Following the ban, offshore platforms accounted for a greater share of higher-value play. The report shows that 25% of offshore users now spend between ₹5,000 (€42.50) and ₹9,999 (€85.00) per month, while 21% spend between ₹10,000 (€85.00) and ₹24,999 (€212.50). Additionally, 9% reported monthly offshore spending of ₹25,000 (€212.50) or more.

Sethi continued:

This data clearly shows that bans don’t eliminate demand; they displace it. When regulated domestic platforms are shut down, users don’t stop playing. They move to offshore sites that operate outside laws, taxation, and consumer safeguards. So instead of protecting users, the market effectively shifts to entities beyond regulatory control.

Regulatory Responses and Ongoing Uncertainty

The survey also recorded a sharp rise in engagement on offshore platforms after the ban. Before restrictions, only 3% of users reported daily offshore play, and just 2% said gaming sessions lasted more than two hours. After the ban, 45% reported playing daily, while 43% said they spent more than two hours per session.
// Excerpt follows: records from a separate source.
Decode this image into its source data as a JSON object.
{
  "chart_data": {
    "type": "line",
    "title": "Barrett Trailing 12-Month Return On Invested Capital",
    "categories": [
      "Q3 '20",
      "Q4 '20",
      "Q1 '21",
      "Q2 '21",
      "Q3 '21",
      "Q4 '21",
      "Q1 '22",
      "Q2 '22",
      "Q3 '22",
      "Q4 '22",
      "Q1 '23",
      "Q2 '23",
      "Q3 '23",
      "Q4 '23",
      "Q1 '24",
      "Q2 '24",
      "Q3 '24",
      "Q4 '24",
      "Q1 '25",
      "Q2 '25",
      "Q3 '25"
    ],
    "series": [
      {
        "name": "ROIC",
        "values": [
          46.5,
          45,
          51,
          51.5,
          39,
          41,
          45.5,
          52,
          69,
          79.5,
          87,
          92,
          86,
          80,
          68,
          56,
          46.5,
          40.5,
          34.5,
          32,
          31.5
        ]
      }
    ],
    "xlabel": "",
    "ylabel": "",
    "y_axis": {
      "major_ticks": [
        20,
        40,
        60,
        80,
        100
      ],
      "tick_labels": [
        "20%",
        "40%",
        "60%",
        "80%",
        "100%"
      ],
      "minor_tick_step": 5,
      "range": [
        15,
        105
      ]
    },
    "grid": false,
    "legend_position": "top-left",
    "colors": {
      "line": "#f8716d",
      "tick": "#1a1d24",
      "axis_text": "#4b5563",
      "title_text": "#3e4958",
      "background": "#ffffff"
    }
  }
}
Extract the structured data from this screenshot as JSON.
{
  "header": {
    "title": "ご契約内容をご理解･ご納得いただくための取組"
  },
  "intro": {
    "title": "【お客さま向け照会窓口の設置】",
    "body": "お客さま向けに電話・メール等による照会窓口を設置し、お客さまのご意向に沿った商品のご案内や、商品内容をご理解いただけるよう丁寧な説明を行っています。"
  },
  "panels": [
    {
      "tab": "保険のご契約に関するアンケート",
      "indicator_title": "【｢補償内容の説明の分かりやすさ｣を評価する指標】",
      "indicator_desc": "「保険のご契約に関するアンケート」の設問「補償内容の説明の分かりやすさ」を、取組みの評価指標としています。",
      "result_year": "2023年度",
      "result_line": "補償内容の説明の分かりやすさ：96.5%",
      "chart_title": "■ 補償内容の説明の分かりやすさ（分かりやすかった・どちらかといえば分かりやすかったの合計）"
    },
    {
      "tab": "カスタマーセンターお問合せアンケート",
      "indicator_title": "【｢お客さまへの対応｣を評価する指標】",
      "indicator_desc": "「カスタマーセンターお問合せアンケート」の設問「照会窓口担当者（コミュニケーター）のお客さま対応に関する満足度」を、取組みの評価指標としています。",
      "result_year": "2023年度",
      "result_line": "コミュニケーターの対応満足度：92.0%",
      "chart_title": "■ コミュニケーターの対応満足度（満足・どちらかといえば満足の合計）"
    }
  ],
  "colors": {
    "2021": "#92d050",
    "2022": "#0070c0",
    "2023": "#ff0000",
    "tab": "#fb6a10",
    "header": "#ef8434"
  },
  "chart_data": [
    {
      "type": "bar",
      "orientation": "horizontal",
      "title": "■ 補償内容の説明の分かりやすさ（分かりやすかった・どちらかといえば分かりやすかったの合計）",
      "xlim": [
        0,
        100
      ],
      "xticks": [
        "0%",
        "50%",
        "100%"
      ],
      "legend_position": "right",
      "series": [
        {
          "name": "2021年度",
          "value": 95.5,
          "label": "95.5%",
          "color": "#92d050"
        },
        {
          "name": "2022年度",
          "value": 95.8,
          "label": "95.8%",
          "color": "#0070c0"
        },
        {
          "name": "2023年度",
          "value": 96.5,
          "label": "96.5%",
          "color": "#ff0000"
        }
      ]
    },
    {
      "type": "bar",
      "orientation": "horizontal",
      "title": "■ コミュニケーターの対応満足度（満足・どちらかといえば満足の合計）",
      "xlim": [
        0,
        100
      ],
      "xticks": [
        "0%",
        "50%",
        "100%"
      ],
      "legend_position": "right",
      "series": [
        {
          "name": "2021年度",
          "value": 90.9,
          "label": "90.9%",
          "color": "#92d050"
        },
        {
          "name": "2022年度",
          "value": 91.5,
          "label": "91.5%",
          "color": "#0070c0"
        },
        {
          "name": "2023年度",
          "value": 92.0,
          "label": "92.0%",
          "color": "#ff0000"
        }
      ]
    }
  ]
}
Ananay Jain, Partner and National Media Industry Leader at Grant Thornton Bharat, observed that the CUTS International survey pointed out that India’s RMG ban has been unsuccessful in preventing online gambling, even as unregulated platforms are being taken down.

Jain said:

What the CUTS International survey has made clear is that the online gaming ban has not prevented online betting from taking place, but it has transformed the phenomenon, rendering it invisible and far riskier. When 83% of users continue on offshore platforms and daily usage rises sharply, it’s not defiance but displacement.

Jain warned that offshore platforms often lack consumer protections such as deposit limits, self-exclusion tools, or grievance mechanisms. He said that when users lose money or are defrauded on such sites, “there is often no place where reasonable recourse could be realistically made.

He added that pushing activity into less visible channels may increase harm rather than reduce it. The report noted that offshore platforms were perceived as easy to access for deposits and withdrawals both before and after the ban.

CUTS International suggested that convenience and established access channels were key drivers of continued use. The study also highlighted that prohibitive regulation, which removes domestic supply without addressing offshore access, may shift higher-value activity to less-regulated environments.

In Tamil Nadu, authorities have taken enforcement action by blocking three Telegram groups with a combined membership of 13,518 users for promoting illegal betting. Regulators across several states have identified Telegram as a key channel for such activity, particularly during major sporting events.

Despite these measures, regulatory uncertainty remains at the national level amid ongoing constitutional debates over the Promotion and Regulation of Online Gaming Act. The findings add to a growing body of evidence that bans alone may not achieve intended policy outcomes in online gaming.

CUTS International said similar trends were observed in a December 2025 survey in Delhi NCR, where one in four users migrated to offshore platforms. The organisation noted that further state-level studies are underway to assess how user behaviour continues to evolve under India’s current regulatory framework.